I’m a really big basketball geek so I remember watching all of those guys in Sports Illustrated and Derrick Coleman–when he was wearing them at Syracuse–I thought that was insane. I just remember going, “what are those shoes?!” There are so many crazy things happening with the Dunk, what if the creative direction for the season is just going
back to the original “Be True to your school?” Let’s look at what they did back in the day and figure out how to make a few little tweaks but really stay true to that.
How will that manifest itself in 08?
We started looking at it and thought there were a lot of great similarities between the kid who camps out for a Duke game and a kid who camps out for a Dunk. So what we want to do is a series of Dunks around those colleges around the US which kids are really passionate about their basketball team. We are going to do a Duke Dunk that’s only going to be sold in Durham, North Carolina. We are going to do a North Carolina Dunk that’s only to be sold in Chapel Hill, North Carolina. So if you don’t live in Chapel Hill you are not going to get the shoe. It’s only going to be sold there. It’s really, really special for the kid who is buying it, and it’s relevant and it’s local.
What’s one of your proudest creations at Nike?
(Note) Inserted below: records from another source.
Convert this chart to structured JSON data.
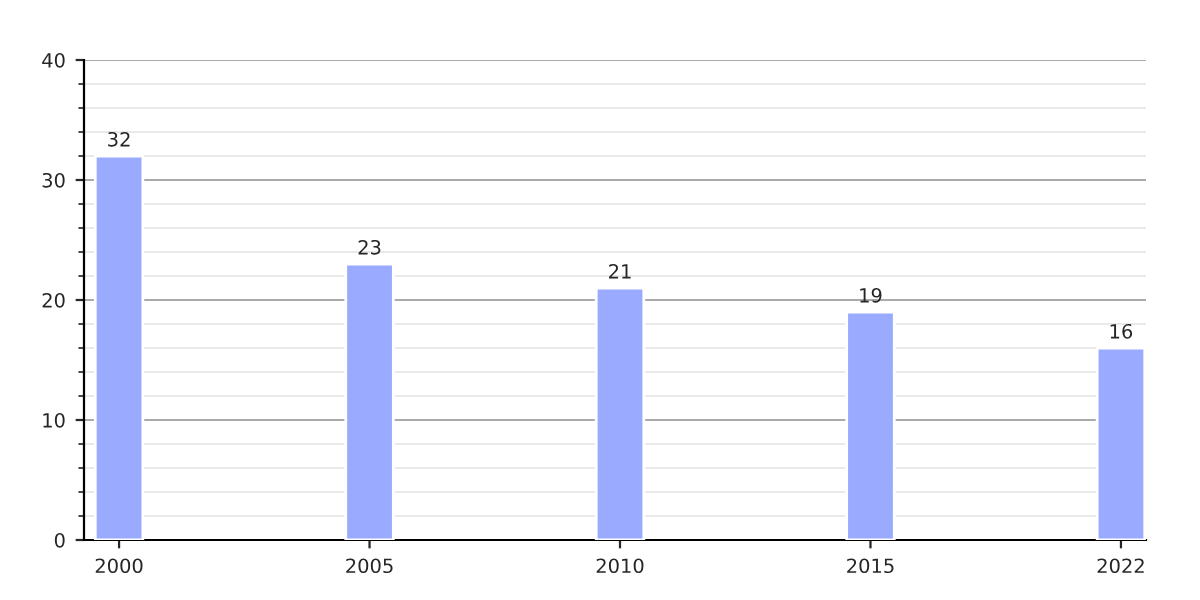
{
  "chart_data": {
    "type": "bar",
    "categories": [
      "2000",
      "2005",
      "2010",
      "2015",
      "2022"
    ],
    "values": [
      32,
      23,
      21,
      19,
      16
    ],
    "color": "#99aaff",
    "ylim": [
      0,
      40
    ],
    "yticks": [
      0,
      10,
      20,
      30,
      40
    ],
    "grid": "y",
    "data_labels": true
  }
}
To me my favorite shoe that we have done is probably the hybrid with Anthony Hope from the innovation kitchen. This is the trainer Dunk Low. The shoe is great just because when we first showed the concepts people wanted us to drop it. I remember being in New York and there were like twenty Nike people that say whether a shoe is going to make it or not. I remember calling Anthony Hope going, “Dude they completely hated the concept, they didn’t get it”. Then I came back to Portland and on my way back I was talking to Parker and Mark was like “Keep going, you have something there. Just think it through and make sure what you’re doing is the right thing to do for the sneaker game. And if it is, then keep going.” So if he hadn’t of said that, then we would have dropped the project all together, it wouldn’t have happened, because people were like, “Don’t do it, it’s going to ruin the sneaker game, kids are going to be pissed. Youre going to ruin the Dunk, you’re going to ruin the Trainer One,” and we were like “no, no, no, you don’t get it. It’s making it better.”